By Erin Geiger Smith
NEW YORK, May 10 (Reuters) - A federal appeals court on Friday ruled that Australia’s Alice Corp does not hold valid patents on a computerized trading platform, but it remained unclear how the decision would affect other software patents.
The software industry had been watching the case for a clue to legal protection of intellectual property rights that generate much of the sector’s profits. But the U.S. Federal Circuit Court of Appeals failed to reach a consensus on how to determine what software is patentable.
How innovative an invention should have to be to receive legal protection is an issue of debate in the software industry.
Technology companies had hoped the Federal Circuit, which specializes in patent cases, would provide clarity on what software is patentable.
The deeply divided court upheld a Washington D.C.-based district court’s decision that patents held by Alice were based on abstract ideas, which is not eligible for patent protection.
In the case, Alice had argued that even if its patents for exchanging financial obligations involved an abstract idea, the idea is “patentable if the computer plays a significant role in the invention.”
Adam Perlman, an attorney for Alice, declined to comment. Alice is owned in part by National Australia Bank Ltd.
The court did not come up with any unified standard for determining what is abstract, said Fabio Marino, intellectual property partner at McDermott Will & Emery, adding that the court appears to be trying to settle on a test. Marino was not involved in the case.
Under patent law, an abstract concept - such as the idea of a self-driving car - may not be patented, but the engineering that creates a self-driving car may be patented.
Google Inc and Dell Inc both had filed friend-of-the-court briefs stating that “bare-bones” patents like those owned by Alice court do not innovate enough to deserve patent protection.
International Business Machines Corp, however, said that most software inventions do qualify for patent protection.
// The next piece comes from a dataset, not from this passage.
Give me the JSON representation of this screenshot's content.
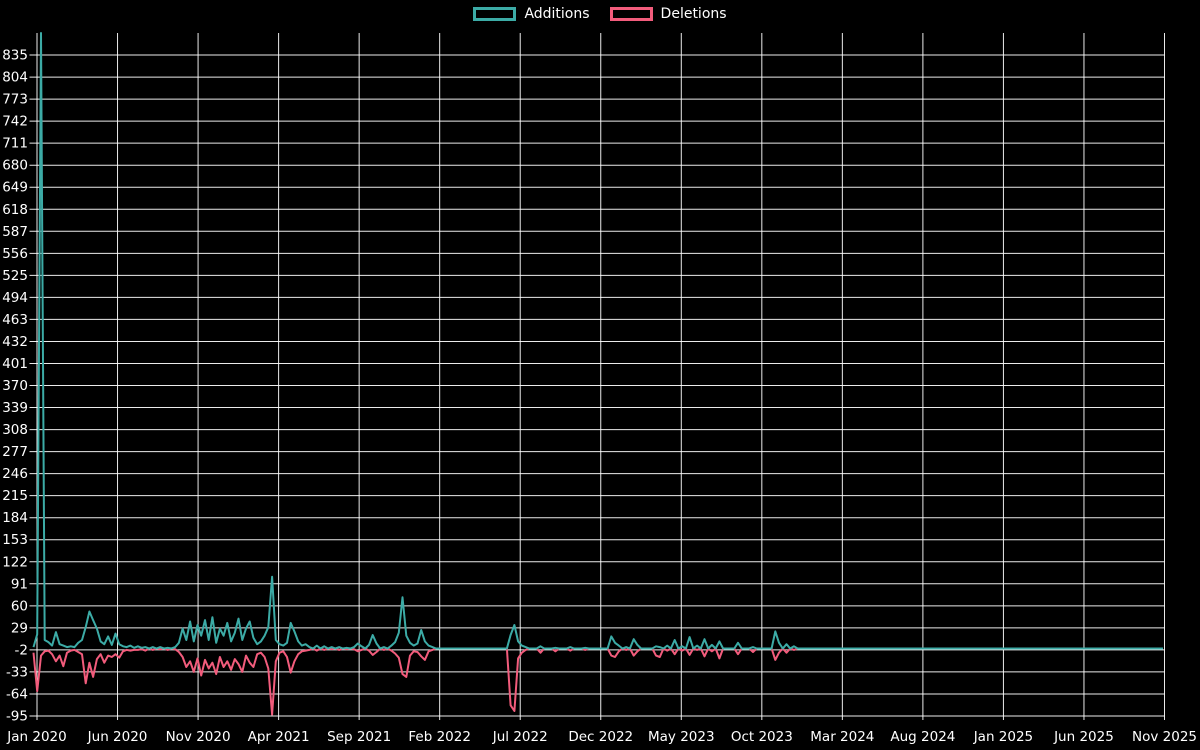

In Friday’s opinion, five judges joined a portion of the opinion, authored by Circuit Judge Alan Lourie, that suggested judges ask whether there are “genuine human contributions” to the invention when determining whether it should receive patent protection.
That type of analysis will still give the district courts a lot of discretion when examining patents, attorney Marino said. “It’s a little bit of a ‘we know it when we see it’” standard, he said.
It will take future cases to determine whether the test can earn the support of a majority of the Federal Circuit or the U.S. Supreme Court.
The Federal Circuit’s Chief Judge, Randall Rader, did not join that portion of the opinion authored and noted that the test is not precedent-setting.
In a dissenting opinion, Judge Kimberly Moore said that the test described by Lourie could cause a “free fall” in the patent system and that the opinion defines what is “abstract” much too broadly.
CLS is pleased that the district court’s decision was affirmed and said the appeals court’s decision “strikes an appropriate balance between innovation and competition.”
The case is CLS Bank International v Alice Corporation, U.S. Court of Appeals for the Federal Circuit, No. 2011-1301.